Directed by Lana Wilson (After Tiller), Miss Americana promises to bring the viewer into Swift's modern reality, one where she doesn't shy away from supporting progressive causes—like she did when endorsing Tennessee Democratic candidate Phil Bredesen for Senate in the 2018 midterm election against his Republican opponent, Marsha Blackburn. (Blackburn would go on to win, despite Swift's opposition.) "I want to do this. I need to be on the right side of history," Swift says in the Miss Americana trailer. The result of her first public political stand was more than 2.1 million likes on Instagram:

In an interview with Variety, Swift opened up about that moment: "This was a situation where, from a humanity perspective, and from what my moral compass was telling me I needed to do, I knew I was right, and I really didn’t care about repercussions."

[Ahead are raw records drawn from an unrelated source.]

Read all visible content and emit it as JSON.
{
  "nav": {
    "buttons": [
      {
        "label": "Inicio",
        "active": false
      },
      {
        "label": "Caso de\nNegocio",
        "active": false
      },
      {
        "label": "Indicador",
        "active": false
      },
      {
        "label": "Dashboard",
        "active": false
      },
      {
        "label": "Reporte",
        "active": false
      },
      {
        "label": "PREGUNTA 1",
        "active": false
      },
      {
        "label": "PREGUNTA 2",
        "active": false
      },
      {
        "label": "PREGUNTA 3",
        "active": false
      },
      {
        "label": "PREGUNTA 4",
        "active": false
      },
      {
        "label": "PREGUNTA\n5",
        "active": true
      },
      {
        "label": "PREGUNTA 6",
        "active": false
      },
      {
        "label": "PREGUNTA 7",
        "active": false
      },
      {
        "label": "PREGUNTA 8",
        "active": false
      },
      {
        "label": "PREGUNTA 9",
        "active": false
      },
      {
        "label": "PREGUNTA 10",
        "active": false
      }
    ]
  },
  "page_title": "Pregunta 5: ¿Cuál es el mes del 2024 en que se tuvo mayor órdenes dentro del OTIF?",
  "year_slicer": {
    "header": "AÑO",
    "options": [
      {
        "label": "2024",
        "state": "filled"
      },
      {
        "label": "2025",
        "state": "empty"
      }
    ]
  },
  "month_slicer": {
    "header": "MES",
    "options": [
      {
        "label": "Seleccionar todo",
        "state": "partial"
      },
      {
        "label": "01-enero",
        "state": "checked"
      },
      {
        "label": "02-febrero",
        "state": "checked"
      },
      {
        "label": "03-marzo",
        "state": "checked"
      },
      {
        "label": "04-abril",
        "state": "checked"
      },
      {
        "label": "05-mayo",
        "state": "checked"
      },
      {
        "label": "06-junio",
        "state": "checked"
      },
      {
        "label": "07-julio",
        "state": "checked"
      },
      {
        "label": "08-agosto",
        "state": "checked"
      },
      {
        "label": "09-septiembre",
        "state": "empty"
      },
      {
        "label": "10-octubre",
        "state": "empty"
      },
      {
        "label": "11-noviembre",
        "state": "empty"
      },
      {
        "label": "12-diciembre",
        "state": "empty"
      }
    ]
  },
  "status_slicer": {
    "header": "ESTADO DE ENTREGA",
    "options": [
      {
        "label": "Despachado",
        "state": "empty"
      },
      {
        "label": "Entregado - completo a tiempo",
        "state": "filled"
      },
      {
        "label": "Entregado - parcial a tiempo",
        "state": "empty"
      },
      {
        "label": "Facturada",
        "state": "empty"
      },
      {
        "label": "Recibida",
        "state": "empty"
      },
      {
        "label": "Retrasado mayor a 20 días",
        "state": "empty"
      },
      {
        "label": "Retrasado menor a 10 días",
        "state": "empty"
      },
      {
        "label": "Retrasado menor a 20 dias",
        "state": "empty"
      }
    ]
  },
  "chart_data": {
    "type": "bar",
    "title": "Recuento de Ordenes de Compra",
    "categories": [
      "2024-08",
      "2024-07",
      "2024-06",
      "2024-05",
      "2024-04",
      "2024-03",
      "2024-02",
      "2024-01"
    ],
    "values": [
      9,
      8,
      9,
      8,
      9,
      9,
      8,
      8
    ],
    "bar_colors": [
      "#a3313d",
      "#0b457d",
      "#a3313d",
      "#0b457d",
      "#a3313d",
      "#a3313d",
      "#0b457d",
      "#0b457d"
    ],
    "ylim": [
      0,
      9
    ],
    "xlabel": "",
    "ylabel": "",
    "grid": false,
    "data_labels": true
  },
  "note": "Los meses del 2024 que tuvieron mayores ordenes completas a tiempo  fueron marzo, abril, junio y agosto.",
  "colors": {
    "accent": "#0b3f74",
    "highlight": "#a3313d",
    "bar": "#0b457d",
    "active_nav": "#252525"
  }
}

Beyond politics, Miss Americana promises to provide Swift fans (and detractors) with plenty to chew on and meme. The trailer opens, for instance, with Swift preparing to go on stage: "I'm just going to go have fun. No one out there that I know of in the audience actively hates me. Not get dead face." Later, she's briefly glimpsed embracing boyfriend Joe Alywn.

"I feel really good about not being muzzled anymore," Swift says toward the end of the teaser. "And it was my own doing."

Miss Americana is out Jan. 31 on Netflix.